I started this review on a beach in Isla Vista. Perhaps the same beach that Jim Morrison wrote his song “The Crystal Ship.” Off the coast of Santa Barbara, there sits an old oil rig that lights up against the black ocean at night. It is local legend that when Morrison passed through town in the late 1960s, he was inspired by the oil rig which he dubbed “The Crystal Ship.” I find myself looking at it now and then and considering how it has been made immortal through music. The same can be said of Morrison himself.

If the setting in the story that is The Doors is a lonely, midnight road, then the hero of our tale is none other than the man on microphone, Jim Morrison. His vocals are what happen when you put thought into chaos rather than just letting it happen. Raw, weathered, and blunt. He understands the time to be soft and the time to be loud.

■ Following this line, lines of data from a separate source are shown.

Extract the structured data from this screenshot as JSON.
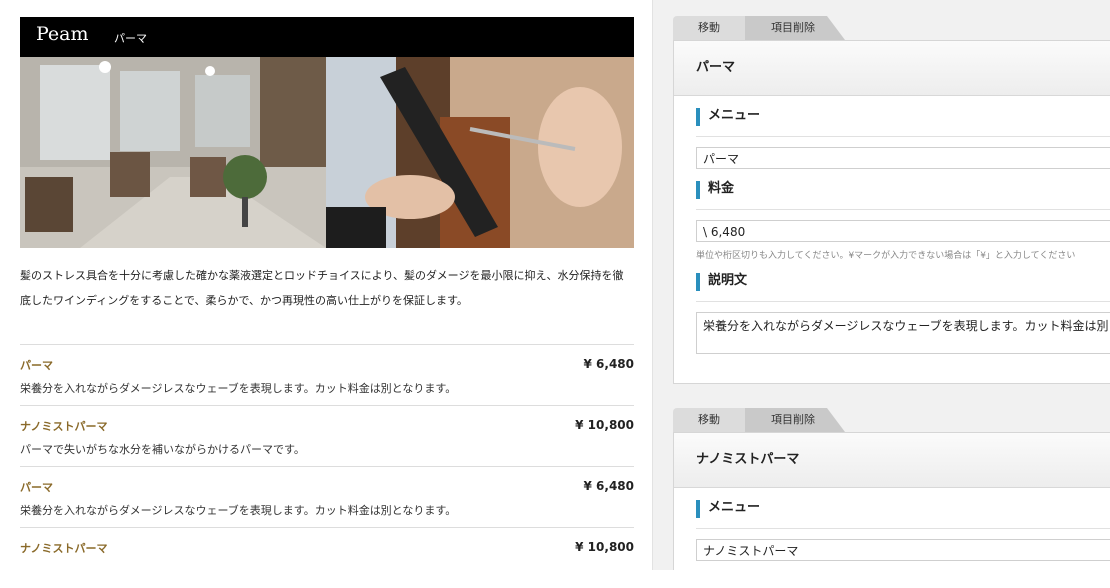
{
  "preview": {
    "brand": "Peam",
    "category": "パーマ",
    "description_line1": "髪のストレス具合を十分に考慮した確かな薬液選定とロッドチョイスにより、髪のダメージを最小限に抑え、水分保持を徹",
    "description_line2": "底したワインディングをすることで、柔らかで、かつ再現性の高い仕上がりを保証します。",
    "items": [
      {
        "name": "パーマ",
        "price": "¥ 6,480",
        "desc": "栄養分を入れながらダメージレスなウェーブを表現します。カット料金は別となります。"
      },
      {
        "name": "ナノミストパーマ",
        "price": "¥ 10,800",
        "desc": "パーマで失いがちな水分を補いながらかけるパーマです。"
      },
      {
        "name": "パーマ",
        "price": "¥ 6,480",
        "desc": "栄養分を入れながらダメージレスなウェーブを表現します。カット料金は別となります。"
      },
      {
        "name": "ナノミストパーマ",
        "price": "¥ 10,800",
        "desc": ""
      }
    ]
  },
  "editor": {
    "tab_move": "移動",
    "tab_delete": "項目削除",
    "cards": [
      {
        "title": "パーマ",
        "menu_label": "メニュー",
        "menu_value": "パーマ",
        "price_label": "料金",
        "price_value": "\\ 6,480",
        "price_hint": "単位や桁区切りも入力してください。¥マークが入力できない場合は「¥」と入力してください",
        "desc_label": "説明文",
        "desc_value": "栄養分を入れながらダメージレスなウェーブを表現します。カット料金は別となります。"
      },
      {
        "title": "ナノミストパーマ",
        "menu_label": "メニュー",
        "menu_value": "ナノミストパーマ"
      }
    ]
  },
  "colors": {
    "accent_bar": "#2a8fbd",
    "item_name": "#8a6a2a"
  }
}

He gives purpose and principle to the wild grunt and growl.

The Doors is an album that combines the light and dark of living into a single color. Although there’s a lot of ambiguity to the album, it’s clear that the Doors think a lot about the relationship of body and soul. There is also talk of how memory interacts with the current moment we live in. When we open the Doors, we are faced with questions that follow us long after the music is over.

In 2017, the album turned 50 years old. Krieger, the writer behind “Light My Fire” got to celebrate the records anniversary at “Day of the Doors” in Los Angeles where he threw the first pitch at a Los Angeles Dodgers game. Even though there’s some five decades between then and now, society is still stuck on the magic of that first album and those that followed.

When the Doors came to surface in 1967, all that was really demanded by the public was a radio edit of their single “Light My Fire” or other shorter songs like “Break on Through (to the Other Side)”. The harder hitting album cuts such as “End of the Night” and “Soul Kitchen” were in many ways pushed to the backburner by audiences. Listening to the Doors in a modern day and age, I can’t help but recognize the truth and insight which the album offers on reality both then and now. Whether it be a stranger on the bus, or an oil rig on the ocean, I look at them differently now because of The Doors.